Una enfermedad de por vida

El diagnóstico es complejo: después de haber excluido otras causas potenciales de la somnolencia, se basa en el registro de una noche de sueño seguida de pruebas iterativas de latencia de inicio del sueño (TILE), según Orpha.net, el portal de enfermedades raras y medicamentos de orfandad. «Encontrar una palabra fue un alivio», afirma. «Pero también fue una fuente de preocupación cuando descubrí que este trastorno me acompañaría durante toda mi vida.»

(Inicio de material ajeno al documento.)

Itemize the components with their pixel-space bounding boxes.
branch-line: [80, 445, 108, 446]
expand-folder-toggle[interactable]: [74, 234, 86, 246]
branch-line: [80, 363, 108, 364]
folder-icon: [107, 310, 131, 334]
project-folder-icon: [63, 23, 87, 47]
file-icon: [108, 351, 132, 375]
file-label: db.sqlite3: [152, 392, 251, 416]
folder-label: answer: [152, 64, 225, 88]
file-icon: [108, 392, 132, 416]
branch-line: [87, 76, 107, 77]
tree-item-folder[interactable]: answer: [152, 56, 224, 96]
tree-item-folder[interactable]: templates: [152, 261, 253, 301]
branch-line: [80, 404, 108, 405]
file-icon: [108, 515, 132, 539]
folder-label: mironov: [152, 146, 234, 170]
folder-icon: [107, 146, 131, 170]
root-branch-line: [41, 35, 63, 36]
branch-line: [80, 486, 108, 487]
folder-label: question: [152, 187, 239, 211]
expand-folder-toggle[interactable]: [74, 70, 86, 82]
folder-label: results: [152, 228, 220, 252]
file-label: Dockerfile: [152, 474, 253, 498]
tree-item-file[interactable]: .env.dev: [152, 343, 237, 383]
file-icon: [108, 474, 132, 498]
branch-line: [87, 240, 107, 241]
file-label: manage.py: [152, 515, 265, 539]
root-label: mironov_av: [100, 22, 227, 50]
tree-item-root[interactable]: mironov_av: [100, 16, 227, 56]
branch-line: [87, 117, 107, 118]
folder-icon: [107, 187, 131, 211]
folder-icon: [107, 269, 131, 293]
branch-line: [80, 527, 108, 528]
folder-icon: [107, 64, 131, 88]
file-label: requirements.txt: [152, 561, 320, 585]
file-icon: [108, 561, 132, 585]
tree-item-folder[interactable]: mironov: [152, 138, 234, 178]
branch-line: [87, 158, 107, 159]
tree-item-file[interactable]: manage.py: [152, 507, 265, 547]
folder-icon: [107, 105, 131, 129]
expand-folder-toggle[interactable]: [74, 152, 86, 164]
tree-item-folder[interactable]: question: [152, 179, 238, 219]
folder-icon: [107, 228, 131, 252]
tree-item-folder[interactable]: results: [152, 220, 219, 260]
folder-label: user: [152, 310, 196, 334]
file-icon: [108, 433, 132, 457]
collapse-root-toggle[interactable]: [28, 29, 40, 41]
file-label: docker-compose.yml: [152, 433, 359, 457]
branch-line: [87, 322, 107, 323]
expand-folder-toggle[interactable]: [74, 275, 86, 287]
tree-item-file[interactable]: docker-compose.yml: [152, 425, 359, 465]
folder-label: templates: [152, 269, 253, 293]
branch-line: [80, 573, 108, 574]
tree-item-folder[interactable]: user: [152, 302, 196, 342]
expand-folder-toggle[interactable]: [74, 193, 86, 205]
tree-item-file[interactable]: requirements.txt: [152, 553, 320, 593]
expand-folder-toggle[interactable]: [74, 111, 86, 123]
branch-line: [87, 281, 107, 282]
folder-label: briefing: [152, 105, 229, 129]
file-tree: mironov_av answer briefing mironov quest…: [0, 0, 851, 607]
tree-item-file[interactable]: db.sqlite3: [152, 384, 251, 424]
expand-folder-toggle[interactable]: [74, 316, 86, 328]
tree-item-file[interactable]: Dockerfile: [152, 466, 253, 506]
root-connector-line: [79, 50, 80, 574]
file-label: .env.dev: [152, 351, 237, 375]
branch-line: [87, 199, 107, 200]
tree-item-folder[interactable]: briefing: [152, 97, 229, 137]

Los casos de curación espontánea son, de hecho, muy raros y el tratamiento, que se basa en estimulantes, no es curativo. Angélique hoy en día se ve obligada a tomar cortas siestas reparadoras. Las largas noches de sueño no mejoran la somnolencia diurna y ella sufre de problemas de concentración. Angélique, madre de un niño de 9 años que cría sola, ha aprendido a aceptar su trastorno y a vivir con él. «Cuando todavía era muy pequeño, una de mis mayores preocupaciones, cuando tomábamos juntos el transporte público, era quedarme dormida y que él se perdiera, abandonado a sí mismo», confía. «Desde entonces, he relativizado este peligro, he aprendido a confiar en él… Y él está plenamente consciente de que su madre sufre de un trastorno del sueño, como él dice».